3. Saham cabang yang diperlukan (Saham Defensif)
Berinvestasi di perusahaan yang menjual makanan, minuman, obat-obatan, kemasan - apa yang perlu dibeli orang bahkan di saat krisis. Kinerja perusahaan bahkan lebih baik daripada pasar umum.
Kiat: Pilih saham yang sangat diperlukan dalam kehidupan sehari-hari dan memiliki pembayaran dividen secara teratur.
4. Emas (Emas)
Harga emas cenderung naik ketika ekonomi memasuki krisis, menjadikannya diversifikasi risiko yang baik.
Cara Berinvestasi dalam Emas Modern: Perdagangan CFD (Kontrak untuk Perbedaan) Melalui platform perdagangan Ini memungkinkan untuk berspekulasi tentang naik dan turun tanpa harus membeli emas asli.
5. Real Estat (Real Estat)
Selama krisis, real estat menjadi jauh lebih murah, dan penjual buru-buru mengubahnya menjadi uang. Orang dengan uang dingin dapat menemukan “produk bagus” dengan harga bagus, menyimpannya untuk dijual kembali atau disewakan.
Berinvestasi dalam Derivatif Short atau Put di Pasar Saham
Jika saham pasar menurun. Investor berpengalaman dapat:
Tapi hati-hati: Metode ini membawa risiko tinggi. Anda harus mempelajarinya secara mendalam.
Pedoman untuk berinvestasi di pasar bearish
Kesimpulan: Deflasi yang Perlu Anda Ketahui
Fakta sederhana: Deflasi lebih buruk dari yang terlihat, karena ketika benar-benar terjadi, itu menciptakan siklus negatif yang sulit diperbaiki. Pengangguran, ketakutan, berhenti membeli - semuanya terkait dalam rantai.

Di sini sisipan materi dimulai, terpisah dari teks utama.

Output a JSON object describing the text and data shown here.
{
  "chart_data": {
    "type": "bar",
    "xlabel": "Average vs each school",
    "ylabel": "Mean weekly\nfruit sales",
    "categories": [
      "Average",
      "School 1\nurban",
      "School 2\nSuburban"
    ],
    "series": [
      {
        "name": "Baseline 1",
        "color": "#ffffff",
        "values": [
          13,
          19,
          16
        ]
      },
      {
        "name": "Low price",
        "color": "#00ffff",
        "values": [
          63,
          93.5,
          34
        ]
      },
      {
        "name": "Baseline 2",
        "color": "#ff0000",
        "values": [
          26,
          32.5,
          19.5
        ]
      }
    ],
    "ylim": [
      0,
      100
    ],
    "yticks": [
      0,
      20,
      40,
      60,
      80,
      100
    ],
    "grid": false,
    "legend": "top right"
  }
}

Tapi ada kabar baik: Bagi investor yang tahu intinya. Tingkat Perkiraan Periode krisis adalah waktu untuk menemukan perdagangan. Temukan investasi murah untuk pengembalian masa depan yang lebih tinggi.
Kata kunci: Perencanaan Keuangan Lakukan riset Anda dan buat keputusan yang cermat.